La miro a los ojos y observo cómo disfruta arrancándoles con las manos desnudas los órganos internos a los demonios.
—En el Erghukran. —Busco a Dharta entre sus filas, pero no la veo—. ¿No habías ordenado a tus tropas que acudieran? —Atravieso con Dhagul la garganta de un soldado infernal.
—Así es, aunque se han abierto otros portales por la ciudad y no puedo permitir que Haskhas se encuentre este lugar en ruinas. —Incrusta las uñas en la garganta de un demonio y le arranca la tráquea—. El rebaño humano, que vive en esta pocilga en medio del desierto, debe vivir un día más. Mañana tiene que lamerle los pies a su amo. —Sonríe y me guiña un ojo—. Pero no adelantemos acontecimientos, esta noche aún seré la dueña de Lardia y quiero pasarla disfrutando de ti. —Clava los dedos en los ojos de un soldado infernal y los hunde hasta matarlo. Me mira, sonríe y se los lame despacio.
«Monstruo...».
Cruzo la mirada con la de Etháro y siento cómo el odio que nace en el interior de la repugnante alma del ser etéreo me penetra a través de los ojos de energía.
—De aquí a esta noche pueden pasar muchas cosas. —La Ghuraki me observa extrañada—. Como por ejemplo, que Haskhas se adelante.
—Espero que no, sería una pena no poder montarte. —Gira la cabeza y sigue luchando.
Ignoro al ser etéreo y busco a Mukrah.

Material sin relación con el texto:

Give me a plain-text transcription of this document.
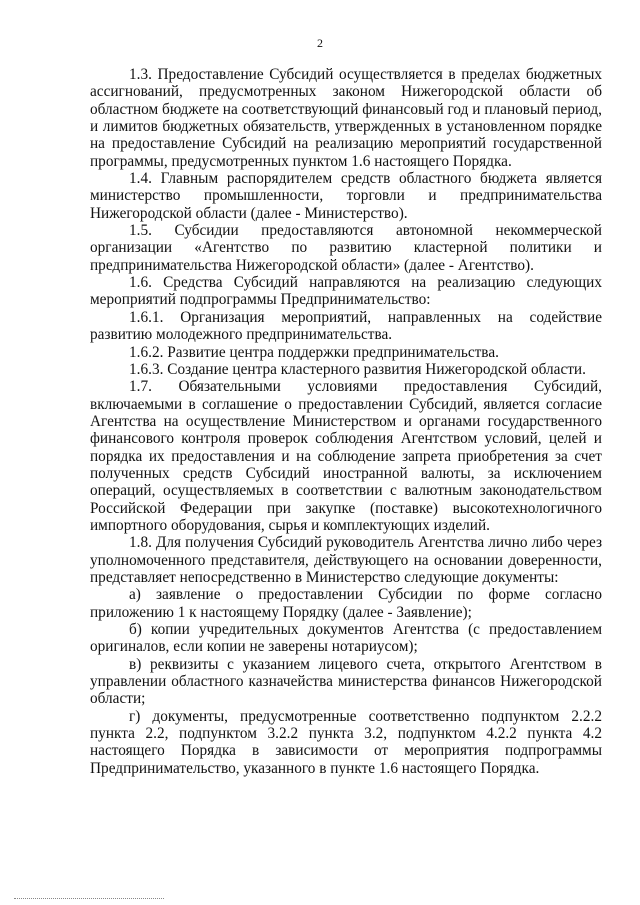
2

1.3. Предоставление Субсидий осуществляется в пределах бюджетных ассигнований, предусмотренных законом Нижегородской области об областном бюджете на соответствующий финансовый год и плановый период, и лимитов бюджетных обязательств, утвержденных в установленном порядке на предоставление Субсидий на реализацию мероприятий государственной программы, предусмотренных пунктом 1.6 настоящего Порядка.

1.4. Главным распорядителем средств областного бюджета является министерство промышленности, торговли и предпринимательства Нижегородской области (далее - Министерство).

1.5. Субсидии предоставляются автономной некоммерческой организации «Агентство по развитию кластерной политики и предпринимательства Нижегородской области» (далее - Агентство).

1.6. Средства Субсидий направляются на реализацию следующих мероприятий подпрограммы Предпринимательство:

1.6.1. Организация мероприятий, направленных на содействие развитию молодежного предпринимательства.

1.6.2. Развитие центра поддержки предпринимательства.

1.6.3. Создание центра кластерного развития Нижегородской области.

1.7. Обязательными условиями предоставления Субсидий, включаемыми в соглашение о предоставлении Субсидий, является согласие Агентства на осуществление Министерством и органами государственного финансового контроля проверок соблюдения Агентством условий, целей и порядка их предоставления и на соблюдение запрета приобретения за счет полученных средств Субсидий иностранной валюты, за исключением операций, осуществляемых в соответствии с валютным законодательством Российской Федерации при закупке (поставке) высокотехнологичного импортного оборудования, сырья и комплектующих изделий.

1.8. Для получения Субсидий руководитель Агентства лично либо через уполномоченного представителя, действующего на основании доверенности, представляет непосредственно в Министерство следующие документы:

а) заявление о предоставлении Субсидии по форме согласно приложению 1 к настоящему Порядку (далее - Заявление);

б) копии учредительных документов Агентства (с предоставлением оригиналов, если копии не заверены нотариусом);

в) реквизиты с указанием лицевого счета, открытого Агентством в управлении областного казначейства министерства финансов Нижегородской области;

г) документы, предусмотренные соответственно подпунктом 2.2.2 пункта 2.2, подпунктом 3.2.2 пункта 3.2, подпунктом 4.2.2 пункта 4.2 настоящего Порядка в зависимости от мероприятия подпрограммы Предпринимательство, указанного в пункте 1.6 настоящего Порядка.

Tras medio minuto, en el que tengo que asistir a cinco compañeros que han sido rodeados por veinte demonios, retrocedo, salgo de la última fila de la irregular formación y veo a mi hermano de guerra sentado en el suelo, apoyado contra una pared.
La mujer de tez oscura y ojos verdes, junto con el guerrero que carece de un ojo a causa de una antigua herida, lo custodian. Corro hacia ellos, miro al hombre de piedra y pregunto:
—¿Cómo está?
Durante unos segundos, solo obtengo silencio por respuesta. El hombre aprieta con fuerza la empuñadura de una pica. La mujer se acerca, me pone la mano en el hombro y contesta:
—Está mal. —Se gira y observa el rostro apagado de Mukrah—. Aguanta, pero ha perdido la lucidez. Su mente desvaría. —Centra la mirada en mí—. Lo siento, Vagalat... —Se separa, da un par de pasos al frente, silba para que su compañero la siga y regresan a la batalla.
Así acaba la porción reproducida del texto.